Beltane and the Cancer Moon

Yesterday was Miss Ruth again. I can help with that. And, she does. A bag full of pruned Russia Sage by the garage door. The dogs fed. Pancakes for breakfast. Plucking the chicken off the carcass for the leek and chicken pot pies. Pitting a quart of cherries and baking them into a pie.

How did you get interested in baking? I read a Jodi Picoult book about a baker. After that, I just wanted to bake. Ruth’s the sort of reader I understand well. She reads and wants to inhabit the world she’s conjured in her mind through the words. She’s building multiple places she can go, people she can be, things she can do. It’s the trick to a versatile and imaginative life.

Kate. Ruth’s learned at an early age how to stop doing something if she’s frustrated. And, she has. When she comes back to it, she’s ready to go again. When you consider the trauma she’s been through over the last three or four years (and the conflict in Jon and Jen’s marriage even before that), she’s adapted and learned from it.

I forgot to tell her yesterday, but I admire her willingness, eagerness to learn, to help, to get in to something new and stay with it until she gets it. She does this with academics, sewing, art, friends, grandparents, dogs, food, life. Unless I’m missing something big, she’s gonna do/is doing fine.

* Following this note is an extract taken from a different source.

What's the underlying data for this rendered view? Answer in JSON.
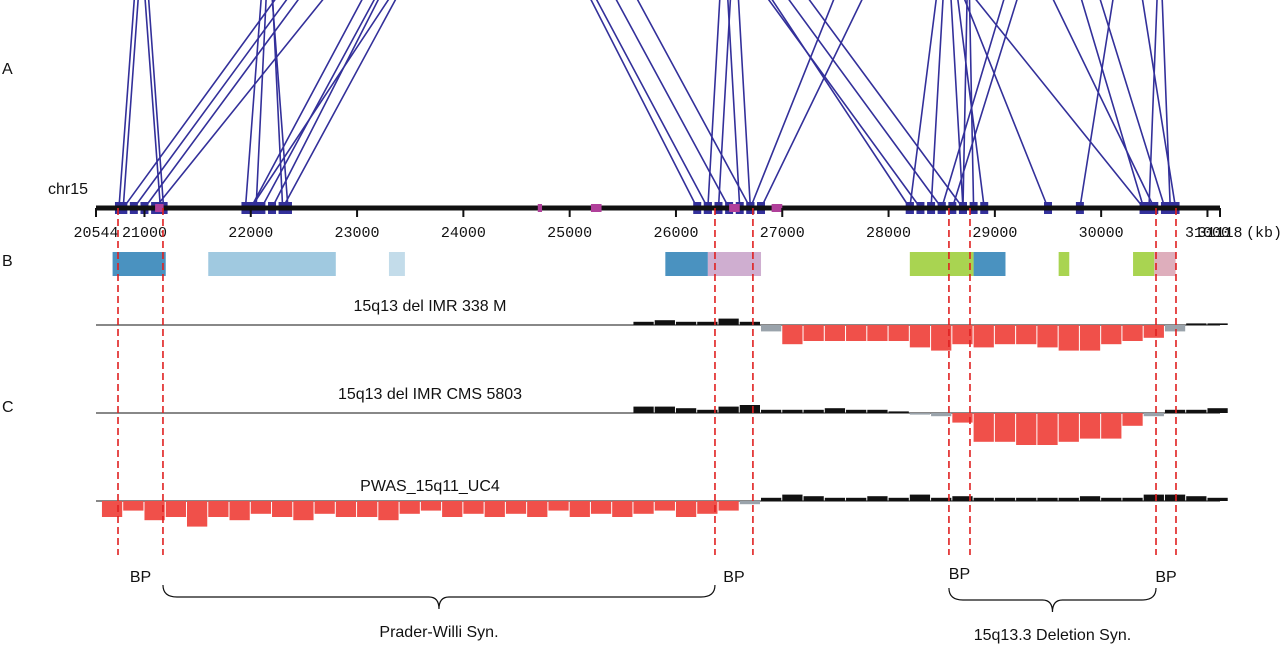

Ruth remembers who taught her something. And thanks them. She has gratitude at her base. All she needs to thrive, really.

Family

Beltane and the Cancer Moon

Kate’s Crowns

The Cancer Moon is a sliver, headed toward a new moon. June 3rd will be the new moon, Kate’s surgery date. On June 7th I see Dr. Gilroy to discuss radiation therapy, probably get scheduled to start. By that time yet another Recovery Moon will be shining over Shadow Mountain. We had a healing moon last October after Kate’s bleed and a Recovery Moon in March following my flu/pneumonia.

A third recovery/healing moon makes sense to me. That lunar month will encompass Kate’s recovery from the j-tube placement and our getting used to this new method of getting nutrition for her. It will include much of my radiation. By the end of it we should both be in better places.

Rigel’s nose

Ruth came up yesterday. She pruned the Russian sage, flattened all the boxes for the trash (Chewy, Amazon, Option Care), and got Kate back into her sewing room. This morning she’s going to make pancakes, a cherry pie, and help me make chicken and leek pot pies.

We went to Sushi Win yesterday for lunch to celebrate my CT scan findings. Ruth had a Sushi platter. She ate it all. Dad says I have a teenage appetite. She does.

She’s a scholar, loving Mandarin and math. She’s an artist working in oils, photography, prints. She’s a cook and a good one. She loves animals, brushing Rigel and Kep each time she comes. Ruth has become a sweet, loving young woman. May it continue.